The next day George prints us up a storm for breakfast – waffles, pancakes, strawberries, chocolate sauce, ice cream, bacon and eggs and toast. Rosie and I sit at the table with Mum and Dad munching away while Rosie and I are on our screens and Mum’s playing games on hers and Dad is reading the paper on his, albeit not retaining anything he is reading. It’s heartbreaking watching them play and read and operate at the level of a five year old. Half of me wants to have a nervous breakdown and cry right then and there in front of them all, and the other half of me composes itself because Mr Spoon was right, and Lobadantriosis is as common as the common cold. And I’m living in 2046 now. I have to remember that. It’s not 2026 anymore. I’m doing myself a disservice dwelling on the past. I will make more progress focussing on what needs to be done – getting my hands on some Proxy.

“So my plan babe. We’ll go to this exhibit tonight. It’s in the city. I’ll speak to the gallery manager and see how I go about displaying my work there for auction.” I say.

“Sounds like a good one.” Rosie says, engrossed in buying pairs of shoes for two dollars a pair.

“At the rate that you’re shopping you’ll have fifty pairs of shoes before breakfast is over.” I say, and laugh.

“No jokes I will. They’re all around the two dollar or three dollar mark. I don’t understand how printing shoes is so cheap.” Rosie says.

“What do you wear on your feet this very moment? Those slippers have been printed.” George says, acknowledging the pink fluffy slippers Rosie borrowed from Mum the previous evening when we had decided we would stay over instead of calling Albert to go home to Hobart. Besides Hobart doesn’t feel like our home when we’ve lived our eighteen years of life in Melbourne.

“So how does buying shoes work? How do you get them?” I ask Rosie, crunching down on some jam on toast.

“Apparently I order them and then go into the shoe printer in the city to pick them up.” Rosie says, looking down at her screen which looks as though it’s lying down on Rosie’s breakfast because of the angle she has her arm resting at.

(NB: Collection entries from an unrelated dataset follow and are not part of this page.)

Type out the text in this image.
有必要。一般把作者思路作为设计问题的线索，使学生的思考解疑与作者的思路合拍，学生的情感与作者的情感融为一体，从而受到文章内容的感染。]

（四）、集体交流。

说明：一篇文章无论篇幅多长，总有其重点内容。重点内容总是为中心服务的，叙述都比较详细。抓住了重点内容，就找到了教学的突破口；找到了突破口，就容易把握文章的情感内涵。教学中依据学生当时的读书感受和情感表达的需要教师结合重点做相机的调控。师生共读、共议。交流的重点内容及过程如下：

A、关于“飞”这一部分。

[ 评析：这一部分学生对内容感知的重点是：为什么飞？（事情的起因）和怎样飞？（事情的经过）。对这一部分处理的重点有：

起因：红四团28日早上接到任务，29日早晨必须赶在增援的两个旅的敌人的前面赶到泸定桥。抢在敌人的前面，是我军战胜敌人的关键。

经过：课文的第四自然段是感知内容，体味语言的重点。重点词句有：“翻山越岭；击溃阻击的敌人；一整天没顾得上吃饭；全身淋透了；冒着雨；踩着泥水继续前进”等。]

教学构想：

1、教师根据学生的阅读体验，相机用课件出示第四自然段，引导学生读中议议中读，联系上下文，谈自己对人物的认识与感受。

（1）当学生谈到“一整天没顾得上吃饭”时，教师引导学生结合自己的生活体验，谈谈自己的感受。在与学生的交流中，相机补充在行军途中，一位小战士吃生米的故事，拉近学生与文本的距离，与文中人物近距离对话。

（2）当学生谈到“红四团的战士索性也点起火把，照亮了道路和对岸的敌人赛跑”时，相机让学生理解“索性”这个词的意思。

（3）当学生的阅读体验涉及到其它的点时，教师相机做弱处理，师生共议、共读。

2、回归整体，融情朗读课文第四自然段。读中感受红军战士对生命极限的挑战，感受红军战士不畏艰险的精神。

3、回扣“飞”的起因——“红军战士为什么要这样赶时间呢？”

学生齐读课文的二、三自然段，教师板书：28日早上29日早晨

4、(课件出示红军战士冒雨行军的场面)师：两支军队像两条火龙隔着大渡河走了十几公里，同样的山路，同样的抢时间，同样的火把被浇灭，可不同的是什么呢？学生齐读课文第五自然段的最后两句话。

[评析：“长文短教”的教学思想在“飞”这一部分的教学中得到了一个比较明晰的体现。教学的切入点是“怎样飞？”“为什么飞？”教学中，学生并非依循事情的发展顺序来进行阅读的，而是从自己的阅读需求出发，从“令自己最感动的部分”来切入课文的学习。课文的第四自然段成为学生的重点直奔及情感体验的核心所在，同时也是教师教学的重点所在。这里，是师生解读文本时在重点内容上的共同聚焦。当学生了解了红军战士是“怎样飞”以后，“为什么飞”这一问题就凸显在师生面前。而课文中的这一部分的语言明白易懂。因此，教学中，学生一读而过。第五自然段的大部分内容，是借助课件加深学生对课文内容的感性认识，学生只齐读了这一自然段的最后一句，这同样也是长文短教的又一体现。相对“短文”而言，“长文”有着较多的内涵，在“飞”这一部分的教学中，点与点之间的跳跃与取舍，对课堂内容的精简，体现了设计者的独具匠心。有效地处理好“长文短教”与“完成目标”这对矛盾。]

“Why don’t we do that today then?” I say.

“Really? Yay. That would be awesome. Let’s do it.” Rosie says.

“Wanna come with George?” I look at George.

“I’m not allowed to leave your parents. They need me.” George says.

“So, I just throw my plate away? Are you sure?” I look at George warily, whilst I’m standing up hovering over the bin waiting for his confirmation.

“Yes, you may drop them now.” George says, watching me drop the plate and my mug into the bin. They clatter noisily against eachother. I’ll have to be more careful next time. I’ve never thrown heavy china plates away before. How weird.

“Babe, not so hard, they’ll smash.” Rosie says.

“It doesn’t matter if they smash dear. You don’t need them anymore.” George says.

“Oh…” Rosie is flummoxed. She clearly hasn’t gotten her head around throwing away plates either.

George says he will throw the rest of the breakfast dishes away and we ought to go upstairs and shower and dress while he does so.